The huge Laika auction confuses me. As much as well-to-do geeks with a few extra tens of thousands of dollars enjoyed the opportunity to buy this stuff, why would the studio sell off its creative output for pennies? They made about a million from the auction I believe, but after commissions lets say they grossed $750,000.
That’s below pennies on the dollar for what it cost to create that stuff. And they also sold off their heritage. Their history. Disney learned the hard way that the creations of the studio has value in and of itself. Development art, puppets, paintings these are the tangible creative results that result in a bit of digital-celluloid (to try and use a modern way of looking at film). Walt Disney originally washed down animation acetate in order to reuse them. Goodbye to most of the original animation from Snow White and Pinocchio and many other great films. They sold off cells at Disneyland when the park first opened for a dollar or 2 each. A little revenue and a lot of lost history.
They realized they were mortgaging the very things that all those artists at the studio created.

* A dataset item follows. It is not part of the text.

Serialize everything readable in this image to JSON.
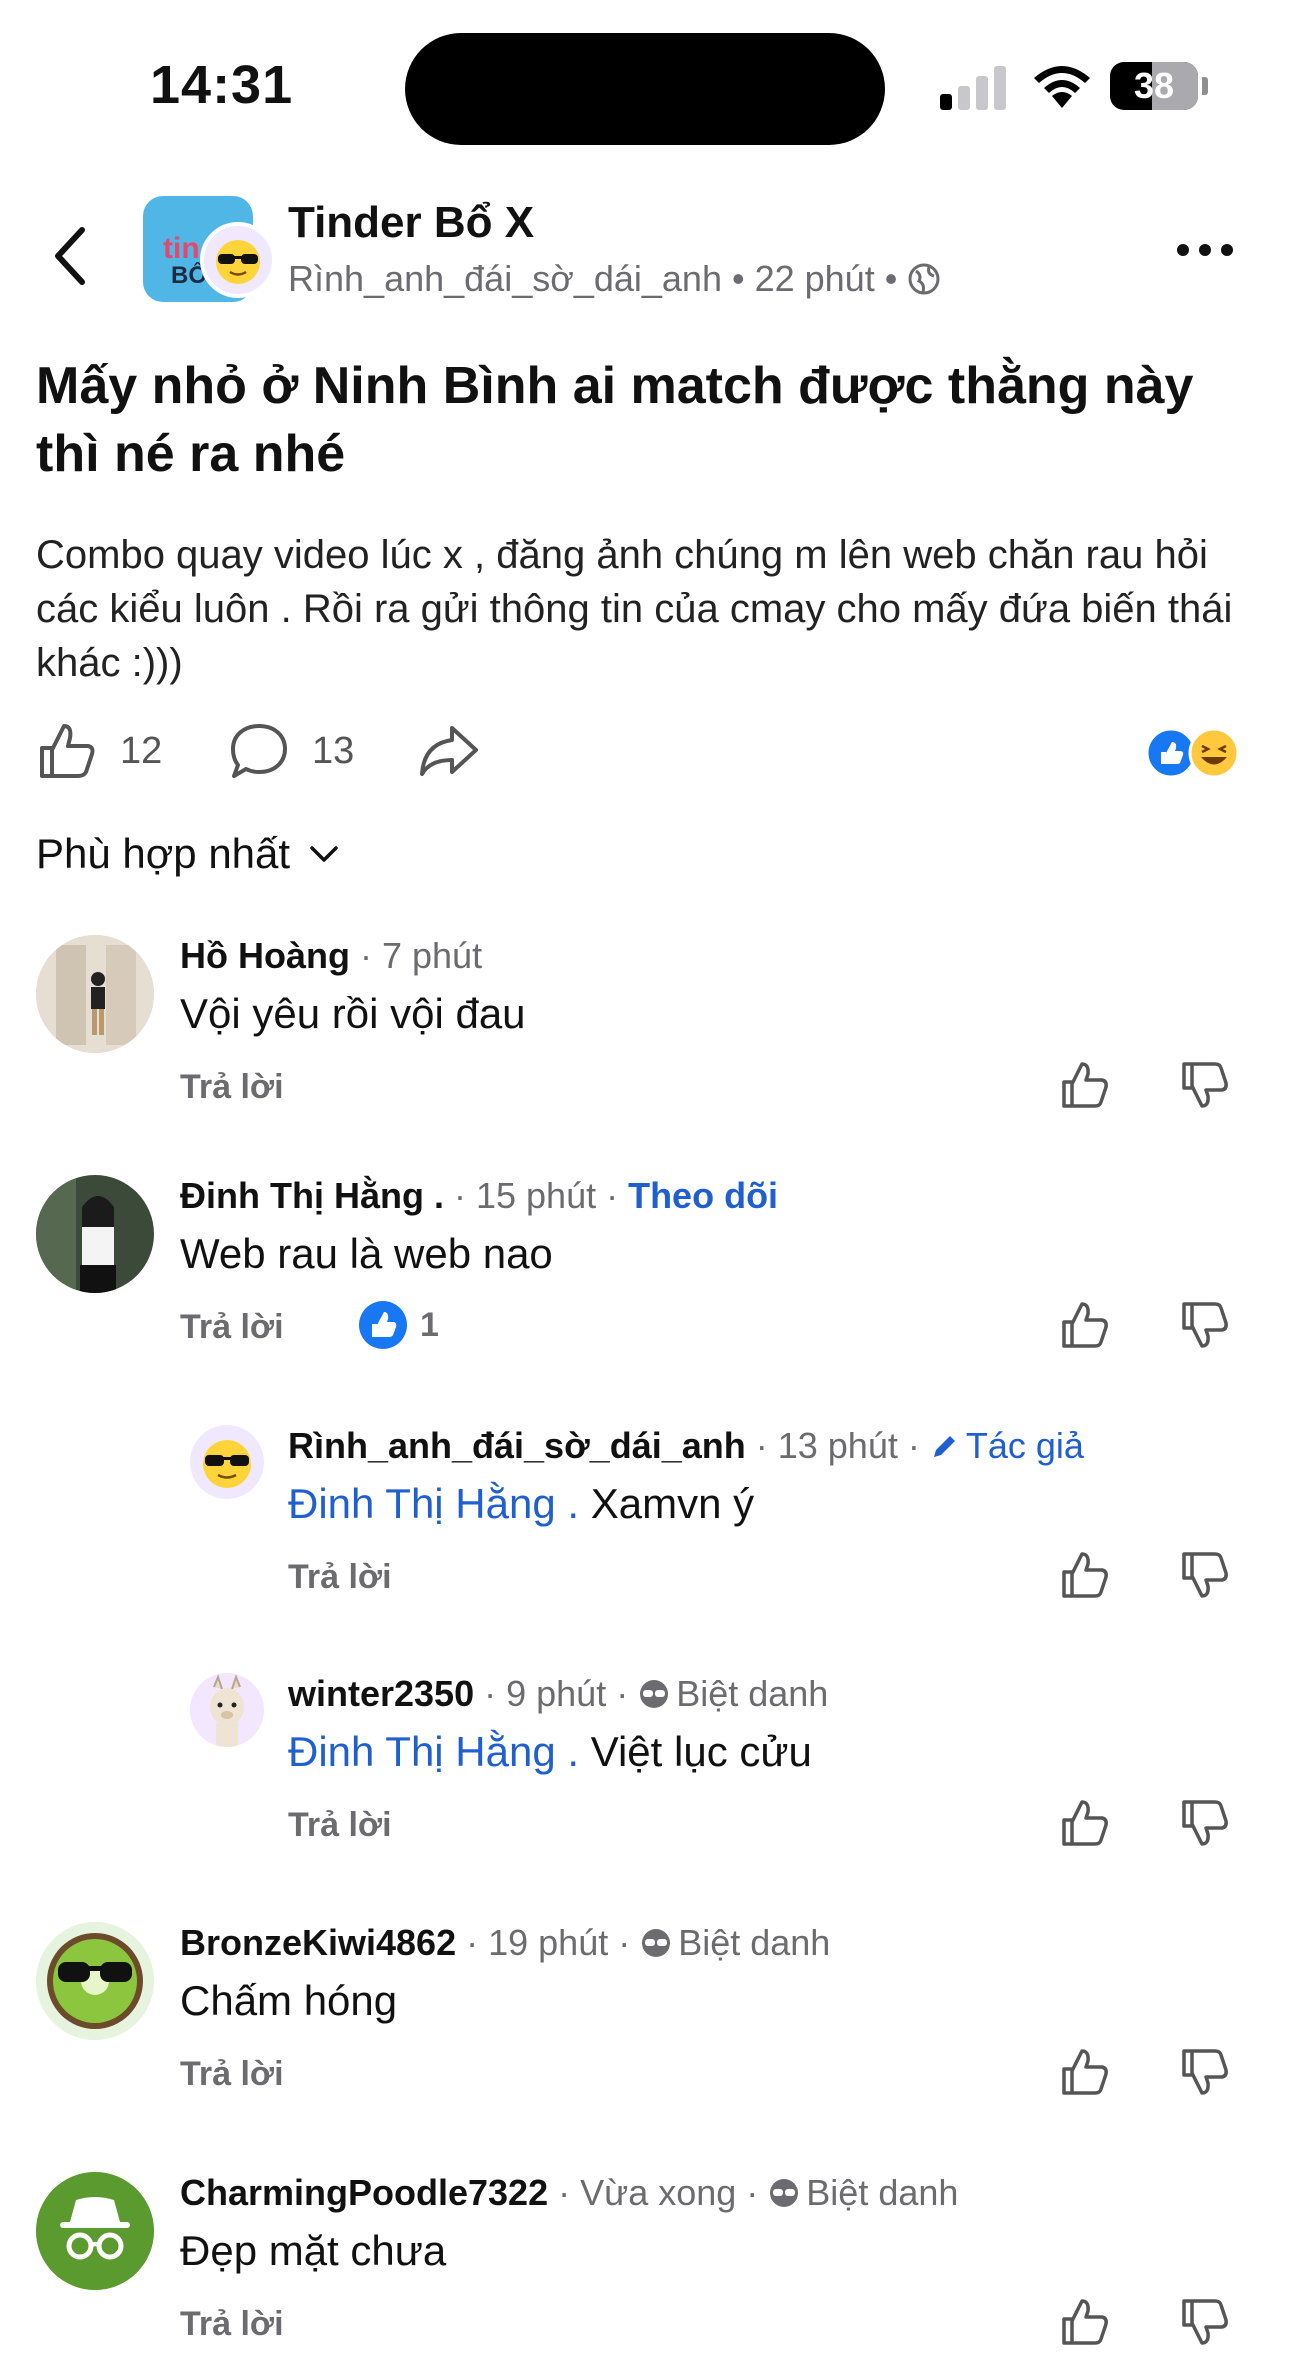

I suppose if you consider that so much of the stop motion figures are 3D printed faces ETC, perhaps none of this stuff is as ‘hand crafted’ as they would love us to believe. And maybe that’s why you can sell it. It’s already a copy of a copy of a copy.
It seems like some ‘money men’ looked at a warehouse of stuff, and coming from the land of Nike, they saw only ‘merch’ that should be sold instead of seeing the creations (the results of thousands of hours of work) as the studios history. It makes one wonder if the studio believes in itself at all.